General information
- Type: Glider
- National origin: United States
- Designer: Don Mitchell
- Status: Production complete

History
- Introduction date: 1956 (Nimbus III)
- First flight: 1954

= Mitchell Nimbus =

American glider

The Mitchell Nimbus is a series of American, single-seat, high-wing gliders that was designed by Don Mitchell in the 1950s. Mitchell is also well known for his ultralight Mitchell Wing A-10 and U-2 designs.

==Design and development==
The Nimbus series was designed as an attempt to combine a high aspect ratio wing with a thin airfoil section to produce a fast cross country sailplane.

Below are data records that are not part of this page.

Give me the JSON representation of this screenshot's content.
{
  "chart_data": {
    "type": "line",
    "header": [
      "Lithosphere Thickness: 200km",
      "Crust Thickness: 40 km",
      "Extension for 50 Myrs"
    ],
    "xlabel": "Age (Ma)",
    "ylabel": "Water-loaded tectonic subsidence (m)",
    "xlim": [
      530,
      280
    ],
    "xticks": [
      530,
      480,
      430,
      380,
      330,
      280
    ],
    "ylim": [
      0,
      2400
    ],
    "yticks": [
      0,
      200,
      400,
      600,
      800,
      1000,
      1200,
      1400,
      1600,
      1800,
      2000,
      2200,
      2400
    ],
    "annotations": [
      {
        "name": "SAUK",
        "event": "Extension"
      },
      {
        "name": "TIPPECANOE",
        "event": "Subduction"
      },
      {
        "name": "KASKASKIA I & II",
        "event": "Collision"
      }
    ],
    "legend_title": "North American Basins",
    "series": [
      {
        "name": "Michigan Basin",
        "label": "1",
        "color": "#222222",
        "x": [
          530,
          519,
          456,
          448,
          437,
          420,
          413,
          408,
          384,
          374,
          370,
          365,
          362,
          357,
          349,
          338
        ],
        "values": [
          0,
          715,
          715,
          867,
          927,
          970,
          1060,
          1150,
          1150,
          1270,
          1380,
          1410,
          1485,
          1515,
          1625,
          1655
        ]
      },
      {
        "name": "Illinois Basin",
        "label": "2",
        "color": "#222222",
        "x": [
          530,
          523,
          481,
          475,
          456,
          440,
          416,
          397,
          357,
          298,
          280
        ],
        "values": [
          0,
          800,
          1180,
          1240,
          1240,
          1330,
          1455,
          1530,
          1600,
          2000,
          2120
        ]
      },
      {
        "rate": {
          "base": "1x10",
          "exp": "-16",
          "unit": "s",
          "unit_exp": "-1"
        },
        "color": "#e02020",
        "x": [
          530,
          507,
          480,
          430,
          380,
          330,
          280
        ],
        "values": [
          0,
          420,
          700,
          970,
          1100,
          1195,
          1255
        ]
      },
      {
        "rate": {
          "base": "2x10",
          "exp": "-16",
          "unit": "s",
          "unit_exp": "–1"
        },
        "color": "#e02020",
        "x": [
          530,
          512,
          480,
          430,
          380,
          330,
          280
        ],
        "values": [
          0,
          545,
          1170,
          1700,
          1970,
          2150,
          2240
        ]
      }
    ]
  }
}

The first Nimbus prototype used a Göttingen airfoil, which resulted in lower than expected performance. It first flew in 1954. The Nimbus III, introduced in 1956, employed an FX-05-191 airfoil and this greatly improved performance. The Nimbus III is constructed entirely from wood and incorporates a three-piece wing, with a center section and removable wing tips. Rib spacing is 6 inches and the plywood leading edge extends to 83% of the chord.

==Operational history==

The original Nimbus's fuselage was severely damaged at the May 1954 NCSA Soaring Meet during a cross country flight and as a result the Nimbus II was rushed to completion to be ready for the US National Soaring Contest in 1954 at Lake Elsinore, California. The Nimbus II was completed in time and Dr. J.B. Sawyer flew it to 15th place. He was forced to withdraw from the contest after the 5th day when he let go of the controls in flight and the glider pitched up steeply. After landing it was discovered that the elevator attach bracket was bent and they were unable to repair it at the contest. Sawyer went on to fly the Nimbus II on a 230-mile flight at a 1955 glider meet in Lincoln, California. He also soared it to over 20000 ft in Minden, Nevada during the summer of 1955. At the 1956 US National Contest in Grand Prairie, Texas the Nimbus III was flown by Vic Swierkowski and won the Design Contest. The Nimbus II was also flown at the Nationals by Sawyer in 1956 and actually out-scored the Nimbus III.

Nine Nimbus III kits were produced by Mitchell and of these, four were reported as having been completed. In April 2011 there was one Nimbus III on the US Federal Aviation Administration registry.

==Variants==
- Nimbus I
Initial version with a Göttingen airfoil
- Nimbus II
Improved version
- Nimbus III
Improved version with an FX-05-191 airfoil.